Additionally, the IG report lists 10 different violations of the Uniform Code of Military Justice (UCMJ) that "may apply" to the Thunder Vision inquiry. To date, no one--including Major General Goldfein--has been charged with a UCMJ offense that would require an Article 32 hearing (similar to a civilian grand jury), or a courts-martial. The sanction imposed on Goldfein was characterized as an "administrative action." The U.S. Attorney's Office in Las Vegas, which also looked into the matter, also declined to press criminal charges.
While some Air Force members will complain that the general received only a "slap on the wrist," the penalty will likely derail his career. One Air Force civilian, who has followed Goldfein's climb through the ranks, described him as a "fair-haired boy"--until the scandal broke.
In the wake of the Thunder Vision report, Mr. Wynne and the Air Force Chief of Staff, General Michael Moseley, issued a letter on "Senior Leader Responsibilities in Ethics." In their memorandum, dated 26 March, Wynne and Moseley reminded USAF senior officials that "we collectively set the Air Force's ethical tone and serve as the example for all Air Force members and employees."
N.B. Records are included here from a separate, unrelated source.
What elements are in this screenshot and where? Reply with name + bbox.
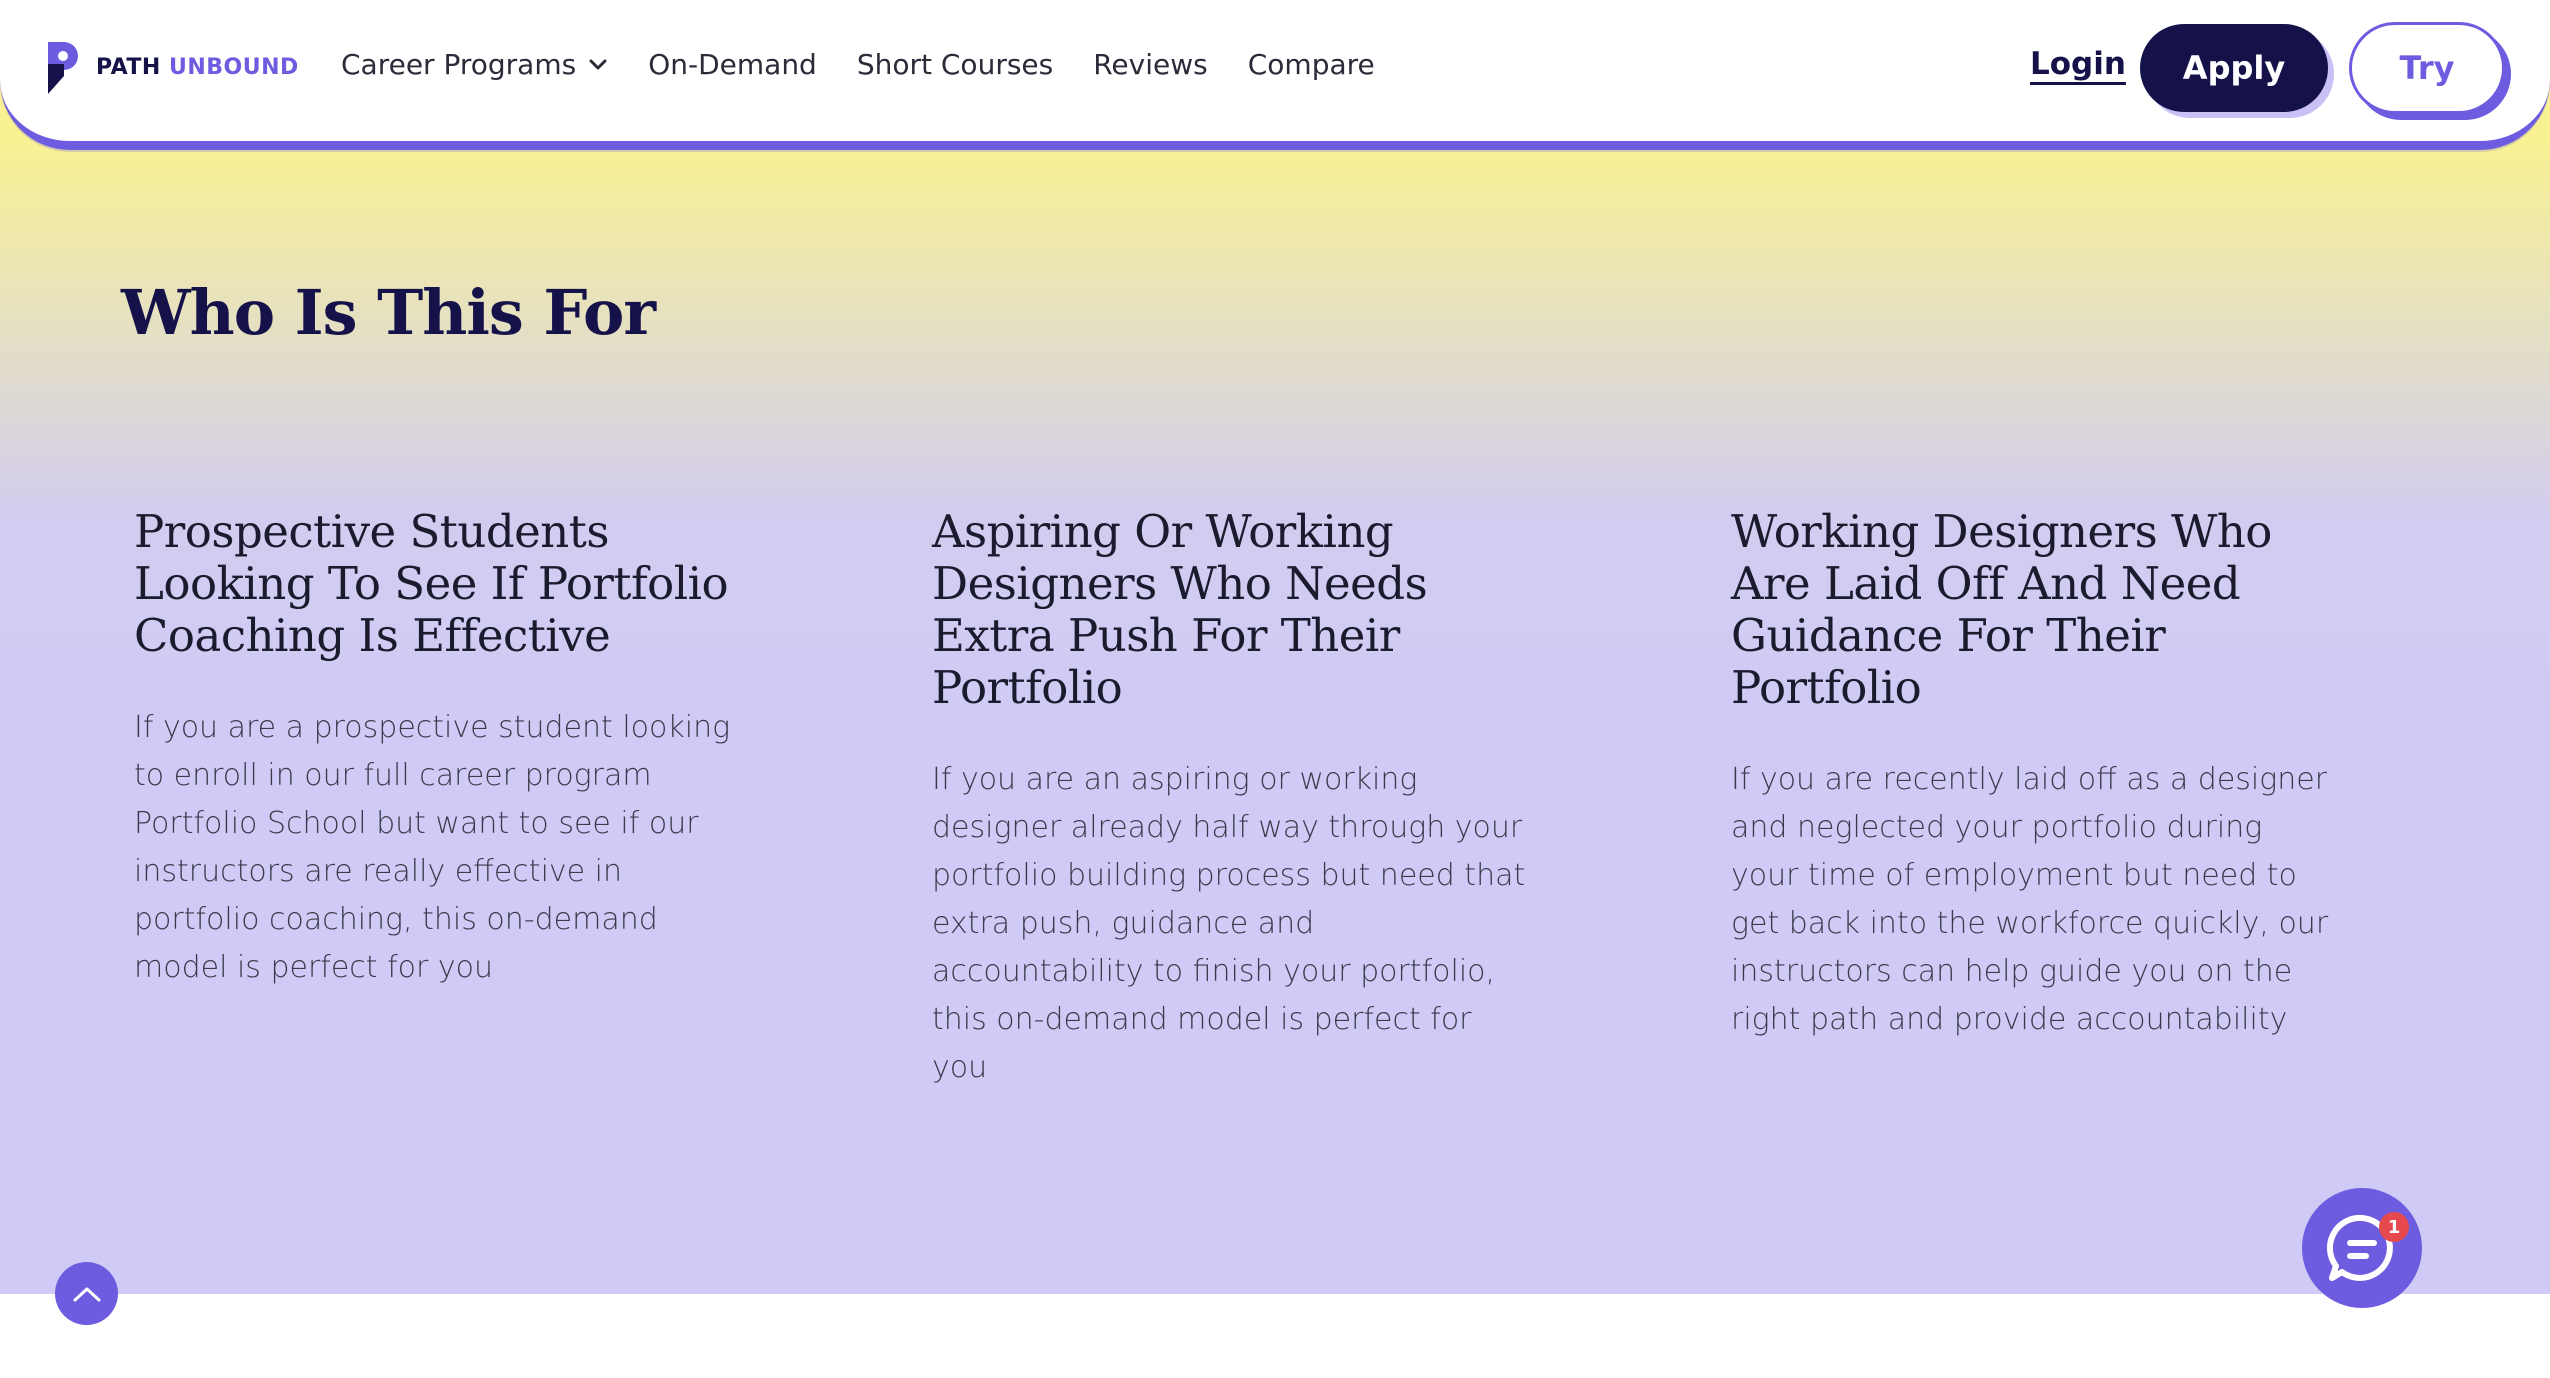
card-heading: Working Designers Who Are Laid Off And N… [1731,505,2272,714]
card-body: If you are recently laid off as a design… [1731,762,2329,1037]
audience-card-aspiring-designers: Aspiring Or Working Designers Who Needs … [932,506,1532,1092]
section-title: Who Is This For [121,276,656,349]
card-body: If you are an aspiring or working design… [932,762,1526,1085]
scroll-to-top-button[interactable] [55,1262,118,1325]
card-body: If you are a prospective student looking… [134,710,731,985]
login-link[interactable]: Login [2030,46,2126,82]
nav-career-programs-label: Career Programs [341,48,577,81]
nav-reviews[interactable]: Reviews [1093,48,1208,81]
audience-card-prospective-students: Prospective Students Looking To See If P… [134,506,734,992]
nav-short-courses[interactable]: Short Courses [857,48,1053,81]
nav-on-demand[interactable]: On-Demand [648,48,817,81]
main-menu: Career Programs On-Demand Short Courses … [341,48,1375,81]
try-button[interactable]: Try [2349,22,2505,114]
chevron-down-icon [589,59,607,69]
brand-name-part2: UNBOUND [169,54,299,80]
card-heading: Prospective Students Looking To See If P… [134,505,729,662]
nav-career-programs[interactable]: Career Programs [341,48,608,81]
brand-logo-link[interactable]: PATH UNBOUND [44,38,299,96]
chat-notification-badge: 1 [2379,1212,2409,1242]
path-unbound-logo-icon [44,38,82,96]
chevron-up-icon [73,1287,100,1301]
top-navbar: PATH UNBOUND Career Programs On-Demand S… [0,0,2550,150]
nav-compare[interactable]: Compare [1248,48,1375,81]
card-heading: Aspiring Or Working Designers Who Needs … [932,505,1428,714]
chat-widget-button[interactable] [2302,1188,2422,1308]
apply-button[interactable]: Apply [2140,24,2328,112]
brand-name-part1: PATH [96,54,161,80]
brand-name: PATH UNBOUND [96,55,299,80]
audience-card-laid-off-designers: Working Designers Who Are Laid Off And N… [1731,506,2331,1044]
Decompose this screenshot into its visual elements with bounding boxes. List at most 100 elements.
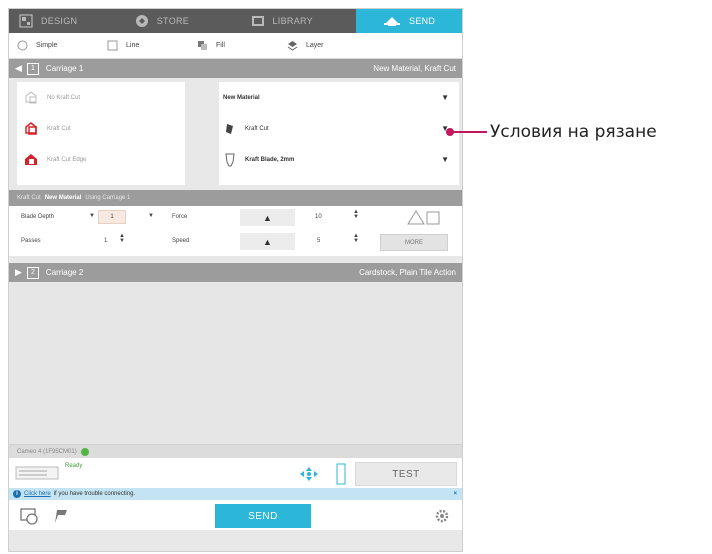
cut-option-label: Kraft Cut bbox=[47, 125, 71, 132]
tab-design-label: DESIGN bbox=[41, 16, 78, 26]
action-select[interactable]: Kraft Cut ▼ bbox=[219, 113, 459, 144]
flag-icon[interactable] bbox=[53, 508, 71, 524]
passes-label: Passes bbox=[21, 238, 41, 244]
passes-value: 1 bbox=[104, 238, 108, 244]
close-icon[interactable]: × bbox=[453, 491, 457, 497]
empty-area bbox=[9, 282, 462, 444]
layer-mode-icon bbox=[287, 41, 298, 51]
carriage-1-number: 1 bbox=[26, 62, 39, 75]
carriage-1-body: No Kraft Cut Kraft Cut Kraft Cut Edge Ne… bbox=[9, 78, 462, 190]
tab-design[interactable]: DESIGN bbox=[9, 9, 125, 33]
carriage-1-header[interactable]: ◀ 1 Carriage 1 New Material, Kraft Cut bbox=[9, 59, 462, 78]
carriage-1-summary: New Material, Kraft Cut bbox=[373, 64, 456, 73]
kraft-cut-edge-icon bbox=[25, 153, 37, 165]
blade-depth-label: Blade Depth bbox=[21, 214, 55, 220]
cut-option-kraft-edge[interactable]: Kraft Cut Edge bbox=[17, 144, 185, 175]
fill-mode-icon bbox=[198, 41, 207, 50]
settings-title-suffix: Using Carriage 1 bbox=[85, 195, 131, 201]
no-cut-icon bbox=[25, 90, 37, 103]
dropdown-arrow-icon[interactable]: ▼ bbox=[441, 93, 449, 102]
send-history-icon[interactable] bbox=[19, 507, 39, 525]
speed-label: Speed bbox=[172, 238, 190, 244]
send-button[interactable]: SEND bbox=[215, 504, 311, 528]
carriage-1-title: Carriage 1 bbox=[45, 64, 84, 73]
blade-depth-value: 1 bbox=[110, 214, 114, 220]
tab-store-label: STORE bbox=[156, 16, 190, 26]
library-icon bbox=[251, 16, 264, 26]
speed-stepper-icon[interactable]: ▲ ▼ bbox=[353, 233, 359, 244]
line-mode-icon bbox=[107, 40, 118, 51]
more-button-label: MORE bbox=[405, 239, 423, 246]
mode-fill[interactable]: Fill bbox=[189, 40, 279, 51]
mode-bar: Simple Line Fill Layer bbox=[9, 33, 462, 59]
tool-select[interactable]: Kraft Blade, 2mm ▼ bbox=[219, 144, 459, 175]
slider-thumb-icon[interactable]: ▲ bbox=[263, 213, 272, 223]
vertical-slider-icon[interactable] bbox=[335, 463, 347, 485]
mode-simple-label: Simple bbox=[36, 42, 58, 49]
tab-send-label: SEND bbox=[409, 16, 436, 26]
blade-depth-field[interactable]: 1 bbox=[98, 210, 126, 224]
silhouette-send-panel: DESIGN STORE LIBRARY SEND Simple Line Fi… bbox=[8, 8, 463, 552]
cut-option-kraft[interactable]: Kraft Cut bbox=[17, 113, 185, 144]
kraft-blade-tool-icon bbox=[225, 153, 235, 166]
blade-action-icon bbox=[226, 123, 233, 134]
expand-arrow-icon[interactable]: ▶ bbox=[15, 267, 22, 278]
device-header: Cameo 4 (1F95CM01) bbox=[9, 444, 462, 458]
send-button-label: SEND bbox=[248, 510, 278, 522]
move-arrows-icon[interactable] bbox=[299, 466, 319, 482]
connected-check-icon bbox=[80, 447, 89, 456]
dropdown-arrow-icon[interactable]: ▼ bbox=[441, 155, 449, 164]
gear-icon[interactable] bbox=[435, 509, 449, 523]
blade-depth-increase-icon[interactable]: ▼ bbox=[148, 213, 154, 219]
mode-layer[interactable]: Layer bbox=[279, 40, 369, 51]
collapse-arrow-icon[interactable]: ◀ bbox=[15, 63, 22, 74]
mode-fill-label: Fill bbox=[216, 42, 225, 49]
force-stepper-icon[interactable]: ▲ ▼ bbox=[353, 209, 359, 220]
top-tab-bar: DESIGN STORE LIBRARY SEND bbox=[9, 9, 462, 33]
carriage-2-header[interactable]: ▶ 2 Carriage 2 Cardstock, Plain Tile Act… bbox=[9, 263, 462, 282]
test-button-label: TEST bbox=[392, 468, 420, 480]
send-icon bbox=[384, 17, 401, 26]
mode-line-label: Line bbox=[126, 42, 140, 49]
force-label: Force bbox=[172, 214, 188, 220]
speed-slider[interactable]: ▲ bbox=[240, 233, 295, 250]
tab-store[interactable]: STORE bbox=[125, 9, 241, 33]
store-icon bbox=[135, 15, 148, 27]
tool-value: Kraft Blade, 2mm bbox=[245, 156, 295, 163]
tab-send[interactable]: SEND bbox=[356, 9, 462, 33]
mode-line[interactable]: Line bbox=[99, 40, 189, 51]
material-select[interactable]: New Material ▼ bbox=[219, 82, 459, 113]
test-button[interactable]: TEST bbox=[355, 462, 457, 486]
mode-simple[interactable]: Simple bbox=[9, 40, 99, 51]
info-bar: i Click here if you have trouble connect… bbox=[9, 488, 462, 500]
info-icon: i bbox=[13, 490, 21, 498]
device-row: Ready TEST bbox=[9, 458, 462, 488]
carriage-2-summary: Cardstock, Plain Tile Action bbox=[359, 268, 456, 277]
bottom-bar: SEND bbox=[9, 500, 462, 530]
blade-depth-arrow-icon[interactable]: ▼ bbox=[89, 213, 95, 219]
settings-title-material: New Material bbox=[44, 195, 82, 201]
action-value: Kraft Cut bbox=[245, 125, 269, 132]
cut-settings: Blade Depth ▼ 1 ▼ Passes 1 ▲ ▼ Force ▲ 10… bbox=[9, 206, 462, 256]
device-name: Cameo 4 (1F95CM01) bbox=[17, 448, 77, 455]
shape-preview-icon bbox=[407, 210, 440, 225]
callout-line bbox=[449, 131, 487, 133]
carriage-2-title: Carriage 2 bbox=[45, 268, 84, 277]
mode-layer-label: Layer bbox=[306, 42, 324, 49]
cut-type-list: No Kraft Cut Kraft Cut Kraft Cut Edge bbox=[17, 82, 185, 185]
cut-option-label: Kraft Cut Edge bbox=[47, 156, 87, 163]
help-link[interactable]: Click here bbox=[24, 491, 51, 497]
material-value: New Material bbox=[223, 94, 260, 101]
force-slider[interactable]: ▲ bbox=[240, 209, 295, 226]
tab-library[interactable]: LIBRARY bbox=[241, 9, 357, 33]
speed-value: 5 bbox=[317, 238, 321, 244]
more-button[interactable]: MORE bbox=[380, 234, 448, 251]
passes-stepper-icon[interactable]: ▲ ▼ bbox=[119, 233, 125, 244]
cut-option-label: No Kraft Cut bbox=[47, 94, 81, 101]
cut-option-no-kraft[interactable]: No Kraft Cut bbox=[17, 82, 185, 113]
kraft-cut-icon bbox=[25, 121, 37, 135]
slider-thumb-icon[interactable]: ▲ bbox=[263, 237, 272, 247]
tab-library-label: LIBRARY bbox=[272, 16, 313, 26]
settings-title-prefix: Kraft Cut bbox=[17, 195, 41, 201]
device-status: Ready bbox=[65, 463, 83, 469]
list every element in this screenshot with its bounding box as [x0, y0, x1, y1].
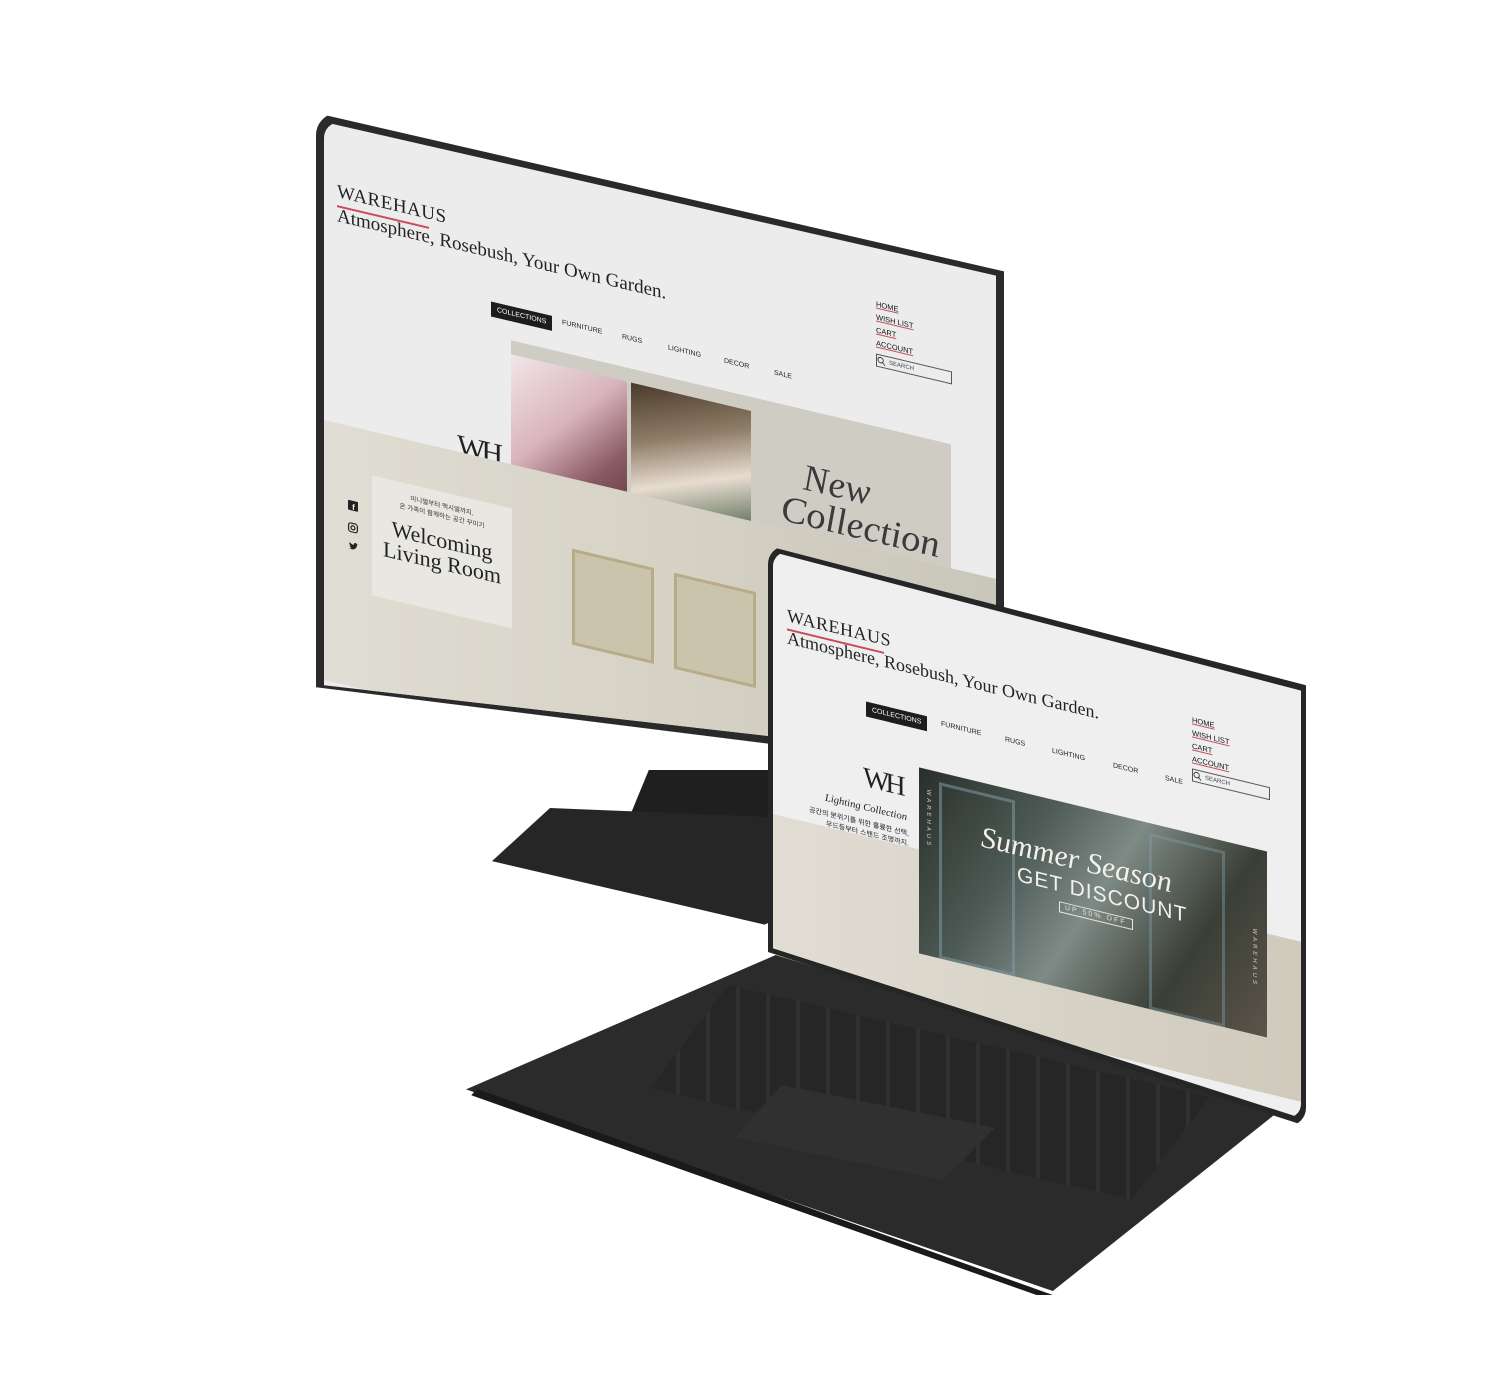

Cynics found a hint of irony in the letter signed by Moseley. The Chief of Staff was among those scrutinized in the Thunder Vision probe. Investigators found that General Moseley had a personal relationship with Ed Shipley, the president of SMS, and even spent the night at Shipley's home--while the firm was bidding for the Thunderbirds audiovisual contract.
Moseley told the DCIS that the contract did not come up during his stay at Shipley's Pennsylvania residence. Shipley's partner, General Hornburg, was also present for the visit, which occurred in July 2005, when the retired general was supposedly in a "cool down" period that prevented official contacts with the Air Force.